Regardless of whether or not you feel marijuana should be legalized, growing and processing it can be hazardous. A recent article by the National Fire Protection Association (NFPA), “Welcome to the Jungle,” points out the need for building codes, inspection procedures, and standards to regulate this budding industry, in order to protect the health and safety of the employees and buildings as well. Currently, recreational marijuana is legal in four states: Colorado, Washington, Alaska, and Oregon. Many other states have ballot measures in 2016 for the legalization of marijuana for either medicinal or recreational use, which makes these regulatory concerns important to address.

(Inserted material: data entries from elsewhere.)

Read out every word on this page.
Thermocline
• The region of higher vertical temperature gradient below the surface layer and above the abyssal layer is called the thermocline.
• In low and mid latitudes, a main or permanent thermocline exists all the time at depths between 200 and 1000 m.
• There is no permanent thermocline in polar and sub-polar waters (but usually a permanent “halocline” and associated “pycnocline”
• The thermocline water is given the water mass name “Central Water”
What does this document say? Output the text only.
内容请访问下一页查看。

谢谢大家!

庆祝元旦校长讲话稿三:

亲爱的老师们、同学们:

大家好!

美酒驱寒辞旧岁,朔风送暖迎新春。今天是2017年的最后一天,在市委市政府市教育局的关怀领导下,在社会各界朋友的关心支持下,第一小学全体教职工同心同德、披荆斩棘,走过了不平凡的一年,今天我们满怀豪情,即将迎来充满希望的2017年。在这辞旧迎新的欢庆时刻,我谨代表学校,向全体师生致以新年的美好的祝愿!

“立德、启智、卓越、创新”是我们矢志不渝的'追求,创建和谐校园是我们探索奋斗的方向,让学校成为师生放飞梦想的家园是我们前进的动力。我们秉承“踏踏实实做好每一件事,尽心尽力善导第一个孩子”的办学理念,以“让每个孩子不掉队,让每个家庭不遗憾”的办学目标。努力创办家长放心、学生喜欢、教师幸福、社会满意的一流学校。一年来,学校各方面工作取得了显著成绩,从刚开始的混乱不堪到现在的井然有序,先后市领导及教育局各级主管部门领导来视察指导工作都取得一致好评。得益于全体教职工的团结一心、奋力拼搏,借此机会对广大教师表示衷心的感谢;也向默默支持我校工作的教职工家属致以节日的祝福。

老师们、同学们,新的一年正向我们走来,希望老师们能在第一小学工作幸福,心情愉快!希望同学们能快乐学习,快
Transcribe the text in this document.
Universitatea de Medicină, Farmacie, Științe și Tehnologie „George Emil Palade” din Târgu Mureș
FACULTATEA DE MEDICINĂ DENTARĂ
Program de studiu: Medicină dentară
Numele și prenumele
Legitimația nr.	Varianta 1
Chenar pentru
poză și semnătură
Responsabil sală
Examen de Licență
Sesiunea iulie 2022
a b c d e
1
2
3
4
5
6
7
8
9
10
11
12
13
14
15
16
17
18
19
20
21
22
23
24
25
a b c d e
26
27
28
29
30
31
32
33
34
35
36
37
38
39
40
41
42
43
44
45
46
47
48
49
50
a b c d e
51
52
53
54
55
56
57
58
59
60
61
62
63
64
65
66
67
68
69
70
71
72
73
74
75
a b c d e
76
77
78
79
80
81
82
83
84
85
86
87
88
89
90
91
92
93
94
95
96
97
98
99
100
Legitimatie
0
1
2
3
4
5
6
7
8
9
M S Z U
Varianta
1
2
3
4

The production of marijuana can cause many safety issues. Blocked fire exits, lights being hung too close to combustible materials, overloaded electrical panels, a lack of carbon dioxide alarms, and toxic chemicals in the air are some of the code violations fire officials are seeing. In addition, there are no standards for the equipment used to extract THC, and equipment that is installed incorrectly can lead to an explosion, threating lives and damaging the facility. The NFPA is currently drafting a new chapter for the fire code to help regulate the marijuana growing and extraction process.

I agree that growing and processing marijuana is a major safety concern for fire officials, building inspectors, engineers, and architects, but I also think we should be finding ways to save energy when growing weed. The purple lights used to grow pot consume the most energy of the entire production process. It will be interesting to see if the US Green Building Council comes up with a new standard for pot-growing buildings.